Analyses of coral community change
To estimate the proportion of reef sites containing each coral life
history and species group in each time interval, we utilized binomial
generalized linear mixed effects models that predicted the proportion of
sites containing each life history group as a function of time bin,
coral species group, and their interaction as fixed effects and country
as a random effect. The interaction term was included to allow for
varying temporal trends across individual taxonomic and functional
groups. The random effect of country was included to account for uneven
geographic sampling across time bins. To ensure equal numbers of surveys
were included for each species group within a life history group, only
surveys with presence/absence values for the entire complement of coral
species within a given life history group were included in each model.
Models were fitted using the ‘glmer’ function in the R package
‘lme4’. Mean fitted values and 95% confidence intervals of the
proportion of sites with a coral life history group and its constituent
species groups were plotted for each time bin using the‘plot_model’ function in the R package ‘sjPlot’. Significant
changes in mean fitted values relative to the Pleistocene baseline and
subsequent peak values were assessed via a Tukey post-hoc test using the‘emmeans’ function in the R package ‘emmeans’.

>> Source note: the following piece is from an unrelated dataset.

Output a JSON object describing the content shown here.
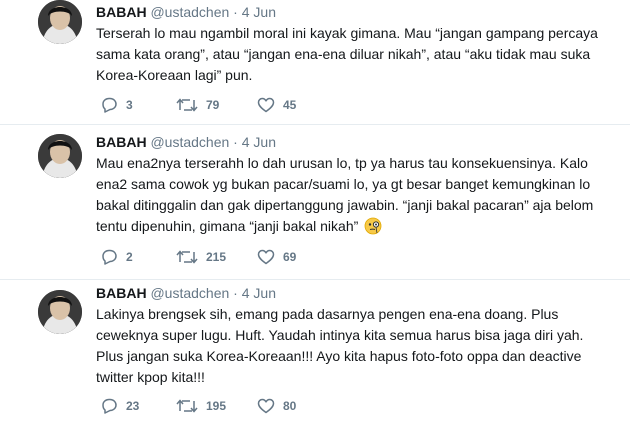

To assess the effects of coral community change on regional diversity
patterns, we tracked temporal changes in community dissimilarity. We
utilized species presence/absence matrices to compute Jaccard’s
dissimilarity index [39]. To account for the higher number of reef
sites and countries added in the latter part of the time series, we
restricted our analysis to change in coral community dissimilarity
within individual countries only. Within each time bin, the
dissimilarity was computed between all possible combinations of reef
sites located within the same country. For each country and time bin
combination, a mean dissimilarity value was computed. To equalize the
influence of each country and to avoid giving undue influence to
countries with a larger number of surveys, mean dissimilarity values
were computed for each country prior to computing the overall mean for a
time bin. Uncertainty estimates were obtained via a bootstrap procedure
that sampled with replacement from the distribution of mean
within-country dissimilarity values for each time bin n times
(with n = number of countries for that bin). This resampling
procedure was performed 1000 times for each time bin; 95% confidence
intervals were determined from the 5th and
95th quantiles of the resampled distributions.

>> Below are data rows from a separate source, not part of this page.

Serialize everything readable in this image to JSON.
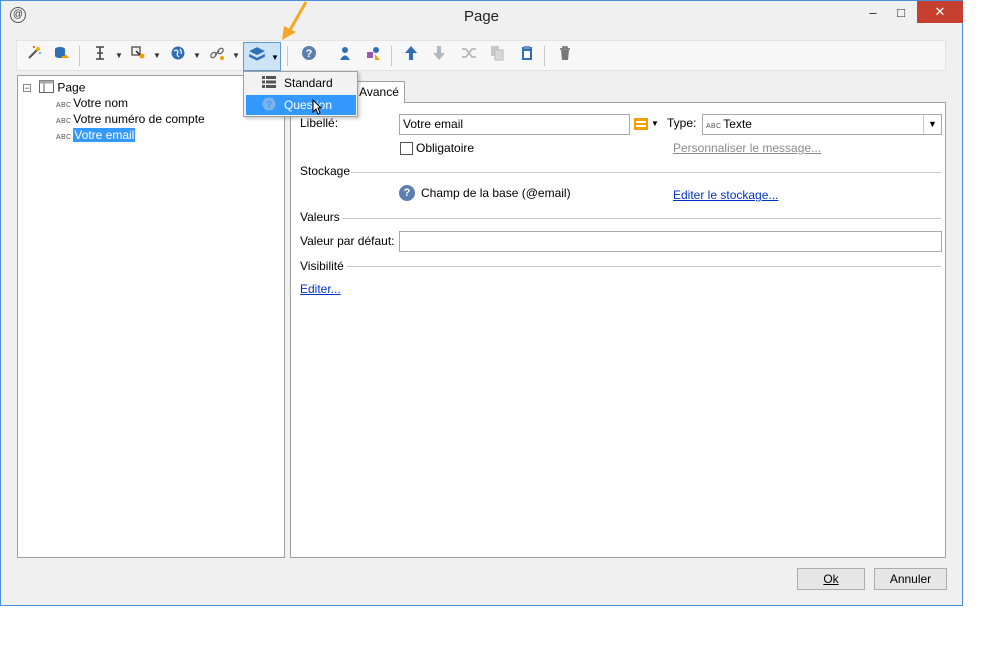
{
  "window": {
    "title": "Page",
    "minimize": "–",
    "maximize": "□",
    "close": "✕",
    "app_icon": "@"
  },
  "toolbar": {
    "icons": [
      "wand-icon",
      "database-icon",
      "text-cursor-icon",
      "form-field-icon",
      "globe-icon",
      "link-icon",
      "container-icon",
      "help-icon",
      "user-icon",
      "shapes-icon",
      "arrow-up-icon",
      "arrow-down-icon",
      "shuffle-icon",
      "copy-icon",
      "paste-icon",
      "trash-icon"
    ]
  },
  "dropdown_menu": {
    "items": [
      {
        "label": "Standard",
        "icon": "list-icon"
      },
      {
        "label": "Question",
        "icon": "question-icon"
      }
    ]
  },
  "tree": {
    "root": "Page",
    "type_prefix": "ABC",
    "children": [
      "Votre nom",
      "Votre numéro de compte",
      "Votre email"
    ]
  },
  "tabs": {
    "advanced": "Avancé"
  },
  "form": {
    "libelle_label": "Libellé:",
    "libelle_value": "Votre email",
    "type_label": "Type:",
    "type_prefix": "ABC",
    "type_value": "Texte",
    "obligatoire_label": "Obligatoire",
    "personnaliser_link": "Personnaliser le message...",
    "stockage_title": "Stockage",
    "champ_text": "Champ de la base (@email)",
    "editer_stockage_link": "Editer le stockage...",
    "valeurs_title": "Valeurs",
    "defaut_label": "Valeur par défaut:",
    "defaut_value": "",
    "visibilite_title": "Visibilité",
    "editer_link": "Editer..."
  },
  "buttons": {
    "ok": "Ok",
    "annuler": "Annuler"
  },
  "colors": {
    "accent": "#3399ff",
    "arrow": "#f5a623",
    "close": "#c7402f"
  }
}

Significant differences in mean within-country coral community
dissimilarity values were determined by pairwise comparisons performed
via permutation tests (with 1000 iterations) using the‘pairwise.perm.t.test’ function in the ‘RVAideMemoire’package in R. All statistical analyses were performed using the program
Rv3.4 [40], and all P-value corrections for multiple testing were
computed using the method outlined in ref 41.